御殿場の街はずれにひっそりと建っていて、隣には、吉田五十八が設計した岸信介邸があります。

とらや工房は和菓子の老舗のとらやの実験的な店舗で、一切の宣伝を行わず「とらや」のHPにすら登場しません。
この御殿場の地で、「和菓子屋の元の姿」に向き合ってみようという事が構想の始まりだったそうです。

お客様とつくり手との距離を縮め、美味しさを伝えるために、自然環境のよい場所で和菓子をつくり、つくり手の想いに触れて頂くことが大切であると考えたそうです。

設計は三重県にある海の博物館や、ちひろ美術館を手がけた内藤廣さんです。

藁葺きの山門をくぐると、建物まではしばらく散策路を歩きます。



大切な物事は人里の喧騒から距離を置いたところで培われます。
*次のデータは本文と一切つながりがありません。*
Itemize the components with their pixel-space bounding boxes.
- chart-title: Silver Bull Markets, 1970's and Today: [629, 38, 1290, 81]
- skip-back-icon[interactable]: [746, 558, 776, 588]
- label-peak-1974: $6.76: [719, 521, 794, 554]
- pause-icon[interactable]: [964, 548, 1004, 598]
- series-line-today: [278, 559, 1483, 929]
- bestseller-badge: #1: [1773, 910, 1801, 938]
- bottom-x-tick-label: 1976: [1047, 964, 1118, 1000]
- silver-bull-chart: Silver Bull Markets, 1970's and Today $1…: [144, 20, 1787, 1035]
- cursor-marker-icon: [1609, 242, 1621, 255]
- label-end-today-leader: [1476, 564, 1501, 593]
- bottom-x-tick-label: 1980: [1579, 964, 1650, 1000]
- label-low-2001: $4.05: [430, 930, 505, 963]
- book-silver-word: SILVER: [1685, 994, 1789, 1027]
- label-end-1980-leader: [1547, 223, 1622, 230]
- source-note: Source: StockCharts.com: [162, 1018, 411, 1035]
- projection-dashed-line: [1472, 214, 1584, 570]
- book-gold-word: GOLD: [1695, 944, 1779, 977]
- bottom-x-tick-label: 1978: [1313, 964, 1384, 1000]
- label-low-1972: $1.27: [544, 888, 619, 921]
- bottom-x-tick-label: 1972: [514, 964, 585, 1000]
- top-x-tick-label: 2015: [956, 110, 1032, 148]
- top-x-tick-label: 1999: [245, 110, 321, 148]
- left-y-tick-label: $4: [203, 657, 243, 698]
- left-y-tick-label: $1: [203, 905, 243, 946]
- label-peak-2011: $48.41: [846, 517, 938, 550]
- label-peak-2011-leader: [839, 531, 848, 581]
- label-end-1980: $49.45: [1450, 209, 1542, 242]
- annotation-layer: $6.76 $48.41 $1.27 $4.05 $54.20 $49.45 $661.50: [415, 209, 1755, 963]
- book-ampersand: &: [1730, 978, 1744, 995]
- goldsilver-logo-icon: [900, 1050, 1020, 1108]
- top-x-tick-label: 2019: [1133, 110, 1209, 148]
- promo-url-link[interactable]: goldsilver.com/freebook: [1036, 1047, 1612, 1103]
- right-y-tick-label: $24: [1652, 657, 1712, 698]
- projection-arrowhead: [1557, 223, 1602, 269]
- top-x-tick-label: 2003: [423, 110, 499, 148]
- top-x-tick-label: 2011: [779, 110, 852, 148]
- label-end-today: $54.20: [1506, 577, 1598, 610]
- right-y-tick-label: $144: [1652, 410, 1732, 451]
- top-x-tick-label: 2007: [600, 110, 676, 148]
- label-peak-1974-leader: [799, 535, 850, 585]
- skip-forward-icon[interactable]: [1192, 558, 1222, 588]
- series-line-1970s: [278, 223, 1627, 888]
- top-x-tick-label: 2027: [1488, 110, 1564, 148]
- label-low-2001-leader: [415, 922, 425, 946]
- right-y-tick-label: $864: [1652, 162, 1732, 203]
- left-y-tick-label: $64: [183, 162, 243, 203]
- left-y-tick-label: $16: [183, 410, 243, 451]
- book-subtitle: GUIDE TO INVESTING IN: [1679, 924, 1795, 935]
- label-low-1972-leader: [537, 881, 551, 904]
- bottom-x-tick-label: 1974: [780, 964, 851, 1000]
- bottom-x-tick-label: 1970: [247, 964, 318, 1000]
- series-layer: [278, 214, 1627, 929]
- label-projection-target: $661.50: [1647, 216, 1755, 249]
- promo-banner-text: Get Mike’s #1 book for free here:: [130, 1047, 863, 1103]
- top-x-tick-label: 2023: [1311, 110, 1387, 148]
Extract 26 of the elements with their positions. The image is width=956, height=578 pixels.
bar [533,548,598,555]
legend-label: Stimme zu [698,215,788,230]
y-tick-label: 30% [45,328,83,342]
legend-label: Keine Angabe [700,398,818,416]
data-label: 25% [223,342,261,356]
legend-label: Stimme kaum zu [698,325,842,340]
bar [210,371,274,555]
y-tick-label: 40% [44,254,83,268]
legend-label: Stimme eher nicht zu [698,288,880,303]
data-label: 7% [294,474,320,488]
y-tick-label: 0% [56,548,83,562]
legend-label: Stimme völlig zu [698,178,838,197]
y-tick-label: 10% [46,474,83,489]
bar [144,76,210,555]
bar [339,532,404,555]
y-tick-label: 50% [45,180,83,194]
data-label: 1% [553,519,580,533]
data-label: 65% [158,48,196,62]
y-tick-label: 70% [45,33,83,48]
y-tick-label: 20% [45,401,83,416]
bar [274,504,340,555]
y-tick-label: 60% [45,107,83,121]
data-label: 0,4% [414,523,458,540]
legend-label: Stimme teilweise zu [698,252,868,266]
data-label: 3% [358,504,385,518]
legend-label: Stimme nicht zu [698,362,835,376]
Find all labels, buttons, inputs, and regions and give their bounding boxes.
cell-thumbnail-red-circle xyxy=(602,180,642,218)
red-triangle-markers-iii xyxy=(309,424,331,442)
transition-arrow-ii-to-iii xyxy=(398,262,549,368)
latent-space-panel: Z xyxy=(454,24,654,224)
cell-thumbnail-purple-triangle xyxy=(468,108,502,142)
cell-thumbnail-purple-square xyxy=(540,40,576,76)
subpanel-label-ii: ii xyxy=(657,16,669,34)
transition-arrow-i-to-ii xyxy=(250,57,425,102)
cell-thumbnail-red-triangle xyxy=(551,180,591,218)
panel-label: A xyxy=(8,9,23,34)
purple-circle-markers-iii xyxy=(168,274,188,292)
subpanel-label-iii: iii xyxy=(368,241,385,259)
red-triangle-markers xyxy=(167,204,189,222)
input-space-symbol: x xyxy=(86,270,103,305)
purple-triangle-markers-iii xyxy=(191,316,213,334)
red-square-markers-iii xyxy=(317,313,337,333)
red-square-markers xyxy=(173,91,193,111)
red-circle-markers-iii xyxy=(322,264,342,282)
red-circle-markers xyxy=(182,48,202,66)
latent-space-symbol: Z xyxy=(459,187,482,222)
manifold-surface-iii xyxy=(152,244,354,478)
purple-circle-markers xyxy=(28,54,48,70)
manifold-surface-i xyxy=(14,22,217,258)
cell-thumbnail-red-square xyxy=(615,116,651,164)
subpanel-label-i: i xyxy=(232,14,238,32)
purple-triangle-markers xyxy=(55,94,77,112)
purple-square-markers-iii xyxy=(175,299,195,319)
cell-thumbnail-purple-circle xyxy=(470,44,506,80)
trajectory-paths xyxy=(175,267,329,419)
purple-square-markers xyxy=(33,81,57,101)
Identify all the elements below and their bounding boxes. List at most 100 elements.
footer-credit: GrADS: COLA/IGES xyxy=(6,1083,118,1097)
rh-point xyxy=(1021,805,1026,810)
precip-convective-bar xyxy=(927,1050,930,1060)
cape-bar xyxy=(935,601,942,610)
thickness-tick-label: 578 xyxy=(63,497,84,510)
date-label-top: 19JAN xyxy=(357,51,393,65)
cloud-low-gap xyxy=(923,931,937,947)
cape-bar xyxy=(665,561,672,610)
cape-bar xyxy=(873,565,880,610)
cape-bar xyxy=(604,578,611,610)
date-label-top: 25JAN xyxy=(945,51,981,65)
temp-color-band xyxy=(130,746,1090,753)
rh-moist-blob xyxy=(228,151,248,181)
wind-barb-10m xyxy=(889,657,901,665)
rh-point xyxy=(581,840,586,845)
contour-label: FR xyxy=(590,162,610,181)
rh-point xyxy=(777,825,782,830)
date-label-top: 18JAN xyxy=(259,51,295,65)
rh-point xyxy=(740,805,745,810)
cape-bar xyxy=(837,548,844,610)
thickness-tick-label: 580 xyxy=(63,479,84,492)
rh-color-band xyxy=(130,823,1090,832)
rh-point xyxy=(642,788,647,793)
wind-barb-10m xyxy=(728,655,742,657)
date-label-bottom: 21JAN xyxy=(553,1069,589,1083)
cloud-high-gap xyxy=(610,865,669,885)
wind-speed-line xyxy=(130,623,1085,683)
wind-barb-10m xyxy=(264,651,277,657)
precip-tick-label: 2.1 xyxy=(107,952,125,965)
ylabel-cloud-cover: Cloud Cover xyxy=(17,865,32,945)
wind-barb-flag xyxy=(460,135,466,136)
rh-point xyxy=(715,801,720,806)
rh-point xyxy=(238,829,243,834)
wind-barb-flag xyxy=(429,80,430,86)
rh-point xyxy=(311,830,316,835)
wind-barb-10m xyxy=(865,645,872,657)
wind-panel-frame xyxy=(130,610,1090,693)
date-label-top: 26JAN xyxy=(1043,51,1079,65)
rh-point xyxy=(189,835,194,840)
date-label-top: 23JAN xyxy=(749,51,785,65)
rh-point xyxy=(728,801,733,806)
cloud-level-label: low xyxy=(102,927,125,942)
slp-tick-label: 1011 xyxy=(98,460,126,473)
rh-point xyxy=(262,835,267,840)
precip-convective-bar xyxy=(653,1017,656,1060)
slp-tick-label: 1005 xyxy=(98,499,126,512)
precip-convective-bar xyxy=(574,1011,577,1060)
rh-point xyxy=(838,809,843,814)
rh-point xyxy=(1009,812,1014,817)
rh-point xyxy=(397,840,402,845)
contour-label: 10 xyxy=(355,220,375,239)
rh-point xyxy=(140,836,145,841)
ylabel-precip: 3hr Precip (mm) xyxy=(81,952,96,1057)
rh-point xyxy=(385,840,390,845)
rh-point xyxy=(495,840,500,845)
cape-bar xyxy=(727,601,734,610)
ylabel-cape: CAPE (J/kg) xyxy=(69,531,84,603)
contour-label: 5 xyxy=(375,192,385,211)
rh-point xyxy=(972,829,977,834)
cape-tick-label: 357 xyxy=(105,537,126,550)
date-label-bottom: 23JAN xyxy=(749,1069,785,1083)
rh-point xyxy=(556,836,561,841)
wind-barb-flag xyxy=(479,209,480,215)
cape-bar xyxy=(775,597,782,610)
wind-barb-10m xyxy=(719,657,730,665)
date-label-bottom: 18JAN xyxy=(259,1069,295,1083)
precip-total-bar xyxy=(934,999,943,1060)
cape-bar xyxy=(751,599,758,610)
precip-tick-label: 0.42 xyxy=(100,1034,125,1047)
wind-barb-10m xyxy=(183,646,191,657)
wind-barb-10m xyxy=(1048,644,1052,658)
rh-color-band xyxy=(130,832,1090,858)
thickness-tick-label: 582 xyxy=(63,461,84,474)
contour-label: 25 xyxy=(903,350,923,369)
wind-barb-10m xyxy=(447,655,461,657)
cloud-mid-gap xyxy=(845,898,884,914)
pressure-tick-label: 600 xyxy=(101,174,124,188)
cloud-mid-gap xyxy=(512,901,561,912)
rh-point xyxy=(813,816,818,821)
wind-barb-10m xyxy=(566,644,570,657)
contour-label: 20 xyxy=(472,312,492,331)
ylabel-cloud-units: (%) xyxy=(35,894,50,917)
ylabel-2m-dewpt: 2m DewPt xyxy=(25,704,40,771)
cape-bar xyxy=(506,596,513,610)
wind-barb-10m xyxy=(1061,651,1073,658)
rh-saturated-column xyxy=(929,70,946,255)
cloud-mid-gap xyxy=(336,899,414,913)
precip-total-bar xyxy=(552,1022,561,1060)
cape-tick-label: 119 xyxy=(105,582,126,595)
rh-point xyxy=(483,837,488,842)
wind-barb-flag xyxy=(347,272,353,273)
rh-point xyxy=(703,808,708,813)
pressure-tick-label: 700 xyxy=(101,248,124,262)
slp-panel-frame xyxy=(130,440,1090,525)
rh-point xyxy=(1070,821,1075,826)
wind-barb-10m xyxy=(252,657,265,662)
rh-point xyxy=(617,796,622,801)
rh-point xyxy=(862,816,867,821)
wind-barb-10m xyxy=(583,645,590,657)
ここでの主役は菓子を作る職人なので訪れる人に多少の不便を強いても俗世からの距離感は必要だったと設計者の内藤さんは語っています。

林の中を抜けると、木造平屋のシンプルな建物が見えてきます。



半屋外の回廊を歩いていくと、ショップや喫茶にたどり着けます。



歩いている途中で工房も外から見えるようになっています。
外から工房をのぞいていると、菓子職人の方が挨拶をしてくれました。



こちらの工房では、いわゆるハレの日に用いるような和菓子は作ってなく、あくまでも日常的に食べる和菓子を作って販売しています。
ショップでは、木箱の中にどらやきや大福などの和菓子が入って売られています。わたしもきんつばや大福などを買ってきました。



喫茶の庭側は完全なオープンになっていて建具も入っていません。自然と向き合える空間となっています。



現在、埼玉県で木造平屋の保育園の計画をしている中で木造の建物を見に行こうと思い、「とらや工房」を訪れた訳ですが、建物はもとより外部空間、スタッフ、和菓子と、ただただ脱帽でした。

埼玉の保育園も、子供たちがのびのびと自然に触れ合いながら過ごせる園にしたいですね。